Compromise is the key to sticking together - just ask Fred and Iris Ralph. The couple will celebrate their 70th wedding anniversary next week.
They first met in the school playground. Then she moved away, and he joined the Navy. The next time they met they were 20.
Today Fred and Iris are both 93 and they are due to celebrate their 70th wedding anniversary next Wednesday.
Over that 70 years they've reared two children, emigrated to New Zealand, travelled the world and met the Queen. Fred even has an MBE (Member of the British Empire) to acknowledge his service to Queen and country.
When Fred and Iris were growing up in Maidstone, Kent, they lived only streets away from each other and went to the same primary school.
Their paths diverged when Iris left Maidstone at 11 and Fred at age 15 to join the Navy to see the world.
Fred and Iris were married in 1943.
Fred's ship was torpedoed in September 1940 and while it was being repaired he did a gunnery course near Maidstone, staying at his parents' house every night.
It was then that he again encountered Iris, who had done a short spell in the Army and was now working in the Maidstone post office.
"I was getting some stamps and I suggested she might like to go to a dance that was on that night, and somebody said yes, they would like to go to the dance," Fred recalls, adding that his first impressions were that "I thought she looked a nice bit of stuff".
Iris also thought Fred was "all right" but she had reservations.
"I thought, 'oh dear, I'm not going to get fond of him, he's a sailor'. And my father was an army man, he wasn't very happy either, but still."
The couple began courting before Fred was sent away for two years. On one of his trips home they got engaged, and when he came back in 1943 the pair were married.
Because of the war, Iris resigned herself to not having a proper wedding dress. She had already bought a short dress that she could use again, but when she told Fred's aunt, a Court dressmaker, she wouldn't hear of it.
"She said, 'you're not marrying my nephew in that, you'll be married in a white dress'."
With a little bending of the rules, Iris got a beautiful long white wedding dress.
The day after their wedding, Fred was back at work. He was sent to Asia for the Japanese surrender and returned to England mid-1946.
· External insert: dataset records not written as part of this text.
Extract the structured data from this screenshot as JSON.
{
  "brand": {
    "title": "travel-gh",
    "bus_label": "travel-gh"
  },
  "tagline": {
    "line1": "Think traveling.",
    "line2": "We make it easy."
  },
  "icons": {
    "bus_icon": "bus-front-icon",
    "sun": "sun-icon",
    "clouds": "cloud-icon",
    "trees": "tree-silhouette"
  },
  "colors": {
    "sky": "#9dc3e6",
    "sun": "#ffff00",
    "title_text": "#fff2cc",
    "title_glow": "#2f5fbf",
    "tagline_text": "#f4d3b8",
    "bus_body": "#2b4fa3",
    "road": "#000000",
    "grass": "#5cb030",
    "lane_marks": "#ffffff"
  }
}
After their children Lynda and Geoffrey were born, Fred, who was by now a specialist gunner, stayed ashore more often and in 1955 he was offered the chance to transfer to the New Zealand Navy, which was then trying to build up its officer cadre.
The family settled in Takapuna, where Fred worked his way up the ranks to become the Navy's director of gunnery.
For many years one of his roles was to organise the Government's annual celebrations at Waitangi and it was through this, and his naval role, that he and Iris were regularly invited to Government House in Auckland, where they also met the Queen several times.
After Fred retired they moved to Napier, and then last year to Taupo.
While it hasn't been an easy life - Iris says it was sometimes hard being on her own with the children when Fred was at sea - they say compromise is the key to sticking together.